Taupier à Saint-Sulpice-et-Cameyrac (33450)
Intervention professionnelle ou piégeage autonome — Gironde
Le piège Putange est utilisé depuis 300 ans par les taupiers professionnels. Sur les sols sable landais et argile bordelaise de la Gironde, son métal vieilli dans la terre locale neutralise les odeurs et affiche un taux de capture supérieur à 90%.
Calendrier taupinière — Saint-Sulpice-et-Cameyrac
📅 La saison démarre vers début mars dans votre secteur.
Avec 5 jours de gel par an en moyenne, les hivers sont doux — les taupes ne s'interrompent jamais vraiment. La forte pluviométrie (1374 mm/an) maintient le sol meuble toute l'année, créant des conditions idéales pour le creusement permanent des galeries. Les taupes restent actives presque toute l'année, avec un pic marqué dès les premières chaleurs de mars. L'activité est régulière dans ce secteur. Une surveillance hebdomadaire des taupinières en saison permet d'agir avant que les galeries ne s'étendent à l'ensemble du terrain.
Éliminer les taupes à Saint-Sulpice-et-Cameyrac
La technique Putange est particulièrement adaptée à Gironde : le métal du piège est vieilli dans la terre locale avant livraison, neutralisant les odeurs humaines et métalliques détectables par les taupes à plusieurs mètres.
Le terrain à Saint-Sulpice-et-Cameyrac
Saint-Sulpice-et-Cameyrac m'a enseigné une leçon que les taupiers étrangers à la Gironde ignorent : ce sol n'est pas homogène. Le sable landais superficiel repose sur une argile bordelaise compacte à 60-80 cm. Les taupes creusent haut, très haut — elles fuient cette argile imperméable. La nappe à 140 cm crée un couloir de confort entre 40 et 90 cm : c'est là que résident les galeries principales. Ici, contrairement au Périgord plus sec, je n'applique pas le piège Putange en profondeur. Je le pose entre 50 et 70 cm, là où la taupe voyage sans hésiter. Le printemps bordelais — pluies régulières, températures douces dès février — réveille ces populations rapidement. Vous avez five jours de gel : les taupes ne s'endorment jamais vraiment. Cette continuité d'activité modérée exige une vigilance saisonnière constante.
Diagnostic de pose — Saint-Sulpice-et-Cameyrac
L'erreur classique : enfoncer le piège Putange à 90 cm, comme en terrain calcaire. À Saint-Sulpice-et-Cameyrac, vous trouvez du vide — la taupe est passée plus haut. Ce que j'observe ici, c'est que la saturation hivernale de l'argile remonte des capillaires jusqu'à 70 cm : elle pousse la taupe vers les 45-60 cm. Posez votre piège à 55 cm exactement, perpendiculairement à l'axe de la galerie principale — celle qui court d'est en ouest sur les parcelles cultivées. Février et septembre : timing optimal. Le piège Putange, ancré à cette profondeur précise, intercepte le trajet quotidien. Vérifiez tous les trois jours. Sur ce sol, la galerie n'est jamais abandonnée : elle migre verticalement selon l'humidité.
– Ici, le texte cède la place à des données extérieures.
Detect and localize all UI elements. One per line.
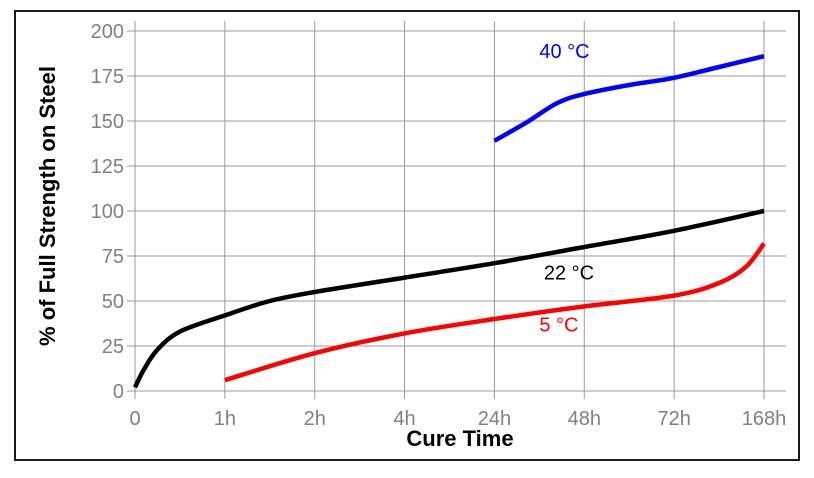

Saint-Sulpice-et-Cameyrac doit son nom à l'abbaye du XIe siècle — territoire de moines cisterciens qui drainaient ces terres mixtes. Cette polyculture-élevage de 42% de SAU perpétue cette vocation. Les taupes ont suivi : elles colonisent les prairies pâturées et les champs alternés. L'hydrologie locale, façonnée par ces drainage médiévaux, structure encore la résistance du sol.
« Pourquoi mes pièges ne fonctionnent qu'au printemps, jamais en été sur mes cultures ? » Parce que l'été, la nappe baisse à 180 cm et l'argile se dessèche. La taupe descend chercher l'humidité profonde, loin de vos prairies. Repositionnez en septembre quand les pluies atlantiques rechargent le système. Août : pause tacticienne. Septembre : offensive.